Though she does most of her work in Huang’s lab on campus, Schlossnagle said that her physics training has been invaluable to her research. Schlossnagle’s problem-solving mindset and the math skills developed in her physics studies helped her approach the challenges of dealing with massive quantities of data. In particular, she said PHYS 401: Quantum Physics and PHYS 404: Introduction to Thermodynamics and Statistical Mechanics played important roles in her research.

“Like quantum physicists, seismologists look at waves all day long,” Schlossnagle joked. “Having my physics background and learning how to apply those skills has been tremendously helpful. This work is extremely interdisciplinary and it’s definitely reflected in the people I work with—we’re all contributing what we know from different fields, from physics to geology to climate science, to solve mysteries hidden in the ice.”

Giving back to the community

Schlossnagle’s desire to give back to the “community that sparked [her] passion for research and problem-solving” led to a collaboration with Associate Research Professor of Physics Chandra Turpen.

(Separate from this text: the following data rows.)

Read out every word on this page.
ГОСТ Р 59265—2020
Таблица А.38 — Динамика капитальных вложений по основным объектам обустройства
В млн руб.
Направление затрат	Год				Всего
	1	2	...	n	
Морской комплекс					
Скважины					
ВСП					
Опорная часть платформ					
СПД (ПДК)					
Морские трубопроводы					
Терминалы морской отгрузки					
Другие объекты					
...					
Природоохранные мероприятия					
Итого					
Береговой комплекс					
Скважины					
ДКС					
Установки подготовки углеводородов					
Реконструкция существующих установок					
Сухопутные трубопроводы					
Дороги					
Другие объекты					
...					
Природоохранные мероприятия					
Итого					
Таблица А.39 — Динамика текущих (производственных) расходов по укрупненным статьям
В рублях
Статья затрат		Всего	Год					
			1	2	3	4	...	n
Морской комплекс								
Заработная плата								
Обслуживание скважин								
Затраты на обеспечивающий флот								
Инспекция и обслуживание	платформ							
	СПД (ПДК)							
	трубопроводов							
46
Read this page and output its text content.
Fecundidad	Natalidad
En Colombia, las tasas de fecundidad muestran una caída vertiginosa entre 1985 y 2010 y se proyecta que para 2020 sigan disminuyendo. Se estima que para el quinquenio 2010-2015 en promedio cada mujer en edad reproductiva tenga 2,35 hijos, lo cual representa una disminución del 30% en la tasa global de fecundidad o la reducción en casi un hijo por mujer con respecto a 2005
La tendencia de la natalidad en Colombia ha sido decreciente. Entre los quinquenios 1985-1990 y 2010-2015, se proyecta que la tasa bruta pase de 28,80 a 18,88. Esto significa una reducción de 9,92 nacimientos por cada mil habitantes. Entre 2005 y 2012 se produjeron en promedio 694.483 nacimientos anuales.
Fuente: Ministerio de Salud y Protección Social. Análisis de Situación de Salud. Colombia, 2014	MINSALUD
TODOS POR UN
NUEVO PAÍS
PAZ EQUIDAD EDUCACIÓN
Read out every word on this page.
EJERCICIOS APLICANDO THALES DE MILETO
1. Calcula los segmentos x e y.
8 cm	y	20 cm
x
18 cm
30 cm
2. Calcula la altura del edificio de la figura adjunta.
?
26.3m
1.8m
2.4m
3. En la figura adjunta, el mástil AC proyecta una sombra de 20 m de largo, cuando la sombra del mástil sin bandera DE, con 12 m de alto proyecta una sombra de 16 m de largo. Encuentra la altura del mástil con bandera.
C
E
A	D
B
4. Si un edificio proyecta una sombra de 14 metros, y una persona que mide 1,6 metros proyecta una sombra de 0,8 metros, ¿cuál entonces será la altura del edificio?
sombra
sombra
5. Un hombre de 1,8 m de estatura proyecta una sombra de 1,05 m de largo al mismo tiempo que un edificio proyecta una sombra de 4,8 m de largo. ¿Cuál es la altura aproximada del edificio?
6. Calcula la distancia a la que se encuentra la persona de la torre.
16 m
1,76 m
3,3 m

Together, they developed an extensive survey—inspired by the research-based approach to mental health taken by the UMD Physics Graduate Student Mental Health Task Force—to identify the unique challenges faced by undergraduates in STEM.

Schlossnagle said the survey explores everything from effective classroom practices for professors to helpful study techniques for students. She and Turpen hope that as they learn more about what undergraduate students experience in their studies, they can help bridge the gap between students and professors.Zoe Schlossnagle doing field work in California.

“Zoe has demonstrated excellent leadership skills and a commitment to transformative change in STEM higher education,” Turpen said. “I’m confident that she will continue to conduct innovative research, contribute to building inclusive research groups and positively shape the experiences of students around her.”

As her senior year draws to a close, Schlossnagle plans to continue her work on unraveling the mysteries of Earth’s frozen frontiers. She will pursue a Ph.D. in cryosphere geophysics in the fall, with a focus on improving ice sheet models and gaining new insight into just how quickly sea levels are changing.

“I think all my academic and extracurricular goals trace back to tackling problems that impact all of us universally,” Schlossnagle said. “And to me, that means we need interdisciplinary solutions from everyone as well.”